The effects of digitalis on an electrocardiograph (EKG) are very distinctive and can be quickly identified by reading the output. While certain cardiac conditions can cause similar changes, people skilled at reading EKGs can distinguish between the "digitalis effect" and cardiac disorders. If a patient is taking digitalis, it is advisable to provide information about this to first responders and other medical providers, including the brand being taken and the current dosage, so they know to watch for the effects of digitalis on an EKG.
One of the key effects of digitalis on an EKG is a longer PR interval, between two key waves on the graph. This is a result of slowed atrioventricular conduction, which is one of the effects of digitalis on the body.
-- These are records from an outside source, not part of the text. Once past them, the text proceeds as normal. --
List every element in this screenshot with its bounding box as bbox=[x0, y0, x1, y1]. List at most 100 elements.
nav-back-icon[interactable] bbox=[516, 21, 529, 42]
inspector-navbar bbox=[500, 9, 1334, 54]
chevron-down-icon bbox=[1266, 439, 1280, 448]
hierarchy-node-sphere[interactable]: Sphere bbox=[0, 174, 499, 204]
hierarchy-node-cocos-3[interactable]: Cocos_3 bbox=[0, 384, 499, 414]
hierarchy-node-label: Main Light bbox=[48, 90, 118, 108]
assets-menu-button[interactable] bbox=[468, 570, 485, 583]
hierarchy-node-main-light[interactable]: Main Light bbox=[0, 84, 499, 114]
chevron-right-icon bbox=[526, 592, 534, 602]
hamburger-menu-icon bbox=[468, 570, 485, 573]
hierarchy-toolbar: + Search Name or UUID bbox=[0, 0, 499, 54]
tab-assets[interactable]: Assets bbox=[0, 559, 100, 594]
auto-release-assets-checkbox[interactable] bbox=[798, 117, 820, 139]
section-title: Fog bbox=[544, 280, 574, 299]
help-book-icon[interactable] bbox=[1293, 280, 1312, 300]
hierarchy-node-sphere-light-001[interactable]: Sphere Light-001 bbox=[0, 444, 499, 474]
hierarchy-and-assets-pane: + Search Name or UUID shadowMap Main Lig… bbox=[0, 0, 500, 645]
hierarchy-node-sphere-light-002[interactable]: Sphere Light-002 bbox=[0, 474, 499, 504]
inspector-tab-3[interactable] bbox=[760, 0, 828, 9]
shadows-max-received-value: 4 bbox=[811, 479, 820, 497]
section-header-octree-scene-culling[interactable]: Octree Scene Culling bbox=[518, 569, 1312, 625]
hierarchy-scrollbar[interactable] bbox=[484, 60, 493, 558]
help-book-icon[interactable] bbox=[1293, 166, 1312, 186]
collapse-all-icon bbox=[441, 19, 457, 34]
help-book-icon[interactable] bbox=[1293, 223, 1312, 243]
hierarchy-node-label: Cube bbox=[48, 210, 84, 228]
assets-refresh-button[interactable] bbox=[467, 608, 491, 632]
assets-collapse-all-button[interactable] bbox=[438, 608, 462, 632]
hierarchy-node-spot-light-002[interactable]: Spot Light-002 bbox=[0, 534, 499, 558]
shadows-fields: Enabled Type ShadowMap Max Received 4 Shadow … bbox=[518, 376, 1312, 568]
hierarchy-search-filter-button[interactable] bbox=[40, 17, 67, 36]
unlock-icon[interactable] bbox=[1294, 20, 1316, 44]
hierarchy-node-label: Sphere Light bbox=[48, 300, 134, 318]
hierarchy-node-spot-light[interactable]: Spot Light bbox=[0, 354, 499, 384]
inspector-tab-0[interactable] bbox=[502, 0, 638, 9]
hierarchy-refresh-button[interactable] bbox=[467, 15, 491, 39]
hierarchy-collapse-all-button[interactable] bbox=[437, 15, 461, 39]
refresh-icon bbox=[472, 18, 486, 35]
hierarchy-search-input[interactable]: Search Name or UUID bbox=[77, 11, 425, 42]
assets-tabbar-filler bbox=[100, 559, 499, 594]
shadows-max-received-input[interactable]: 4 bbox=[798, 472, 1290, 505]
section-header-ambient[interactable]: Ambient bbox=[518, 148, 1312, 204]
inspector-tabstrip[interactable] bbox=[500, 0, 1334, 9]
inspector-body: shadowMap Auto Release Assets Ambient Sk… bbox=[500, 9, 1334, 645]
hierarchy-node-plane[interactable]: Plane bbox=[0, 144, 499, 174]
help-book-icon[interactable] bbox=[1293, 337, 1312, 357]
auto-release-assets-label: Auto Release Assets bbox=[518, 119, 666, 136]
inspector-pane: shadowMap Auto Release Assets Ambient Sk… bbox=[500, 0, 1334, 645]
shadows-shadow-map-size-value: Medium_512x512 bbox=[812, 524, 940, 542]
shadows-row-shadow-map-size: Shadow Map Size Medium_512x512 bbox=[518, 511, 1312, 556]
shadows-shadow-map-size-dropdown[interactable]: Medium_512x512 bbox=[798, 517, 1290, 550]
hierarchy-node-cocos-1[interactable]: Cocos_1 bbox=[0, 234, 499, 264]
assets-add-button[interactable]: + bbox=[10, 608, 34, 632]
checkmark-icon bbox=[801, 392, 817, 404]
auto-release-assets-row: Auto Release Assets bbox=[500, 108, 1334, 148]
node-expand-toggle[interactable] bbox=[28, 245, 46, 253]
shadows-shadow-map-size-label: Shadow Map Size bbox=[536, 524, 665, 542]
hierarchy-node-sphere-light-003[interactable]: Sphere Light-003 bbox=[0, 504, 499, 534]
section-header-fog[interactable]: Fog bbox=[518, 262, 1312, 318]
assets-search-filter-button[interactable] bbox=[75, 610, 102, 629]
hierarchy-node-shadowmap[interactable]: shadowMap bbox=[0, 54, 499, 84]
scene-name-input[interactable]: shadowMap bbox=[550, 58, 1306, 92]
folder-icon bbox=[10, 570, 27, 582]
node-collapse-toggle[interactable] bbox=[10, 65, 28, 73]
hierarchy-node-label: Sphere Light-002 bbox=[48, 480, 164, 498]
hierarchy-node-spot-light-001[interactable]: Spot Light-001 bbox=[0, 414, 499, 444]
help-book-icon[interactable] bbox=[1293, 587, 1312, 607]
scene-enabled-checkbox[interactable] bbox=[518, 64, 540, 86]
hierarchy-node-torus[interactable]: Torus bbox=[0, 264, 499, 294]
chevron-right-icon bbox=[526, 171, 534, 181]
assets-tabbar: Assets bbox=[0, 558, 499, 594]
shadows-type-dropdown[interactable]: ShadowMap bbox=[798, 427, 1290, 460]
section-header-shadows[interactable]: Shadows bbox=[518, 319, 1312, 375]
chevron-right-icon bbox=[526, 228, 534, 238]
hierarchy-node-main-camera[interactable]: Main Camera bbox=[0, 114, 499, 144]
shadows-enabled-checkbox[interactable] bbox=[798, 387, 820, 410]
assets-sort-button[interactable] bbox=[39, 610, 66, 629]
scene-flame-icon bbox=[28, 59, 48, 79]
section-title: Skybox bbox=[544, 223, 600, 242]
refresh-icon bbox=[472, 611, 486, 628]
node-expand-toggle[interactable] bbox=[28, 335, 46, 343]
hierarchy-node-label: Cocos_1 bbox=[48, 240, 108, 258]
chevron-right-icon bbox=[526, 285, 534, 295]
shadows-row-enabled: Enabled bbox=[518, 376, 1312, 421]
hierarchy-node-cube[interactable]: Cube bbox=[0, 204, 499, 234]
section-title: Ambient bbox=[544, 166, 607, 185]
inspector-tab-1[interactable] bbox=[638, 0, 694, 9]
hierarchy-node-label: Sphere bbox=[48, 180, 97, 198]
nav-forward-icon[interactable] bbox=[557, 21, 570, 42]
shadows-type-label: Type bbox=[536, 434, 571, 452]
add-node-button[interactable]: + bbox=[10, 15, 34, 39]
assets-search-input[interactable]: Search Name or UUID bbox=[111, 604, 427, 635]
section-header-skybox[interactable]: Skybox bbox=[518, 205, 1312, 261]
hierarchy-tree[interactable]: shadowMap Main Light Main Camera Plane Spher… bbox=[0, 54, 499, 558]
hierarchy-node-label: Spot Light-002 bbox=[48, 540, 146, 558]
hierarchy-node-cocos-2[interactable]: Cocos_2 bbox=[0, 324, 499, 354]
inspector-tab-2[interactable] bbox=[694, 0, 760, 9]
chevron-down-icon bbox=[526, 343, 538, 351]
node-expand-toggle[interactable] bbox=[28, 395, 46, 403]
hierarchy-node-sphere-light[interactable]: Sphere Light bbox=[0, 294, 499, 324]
Patients on digitalis also have a shorter QT interval, reflecting the rapid polarization and depolarization of the ventricles. While people are in training to learn how to read EKGs, they have opportunities to review numerous examples, including normal and abnormal results, so they can learn to quickly spot longer or shorter intervals in the heart rhythm.
Digitalis also causes the normally roughly flat ST interval to depress below the midline, and the typically upward-moving T wave inverts. This creates a distinctive bowl-like change at the end of the QT interval. Especially when it is rounded rather than spiked, this is usually indicative of the effects of digitalis, rather than a disorder that might cause a similar change in the readings.
Another of the effects of digitalis can be heart arrhythmias. Patients on this medication, especially if they have taken too much, can develop inconsistencies in their heart rhythm. Careful evaluation may be necessary to determine the origins of the abnormalities and develop an effective treatment plan. It is important to treat arrhythmias appropriately, since the wrong intervention could make the problem worse; some medications, for example, could exacerbate an arrhythmia when used with digitalis.
Medical providers reviewing the outcome of tests can identify abnormalities on an EKG and determine their origins. They may consider the effects of digitalis on an EKG if the patient appears to have a history of heart problems that may have been treated with this medication, or confirms that digitalis is currently being used in treatment. If there are doubts about the causes of abnormalities, a doctor may ask the patient to consider additional testing to explore other causes.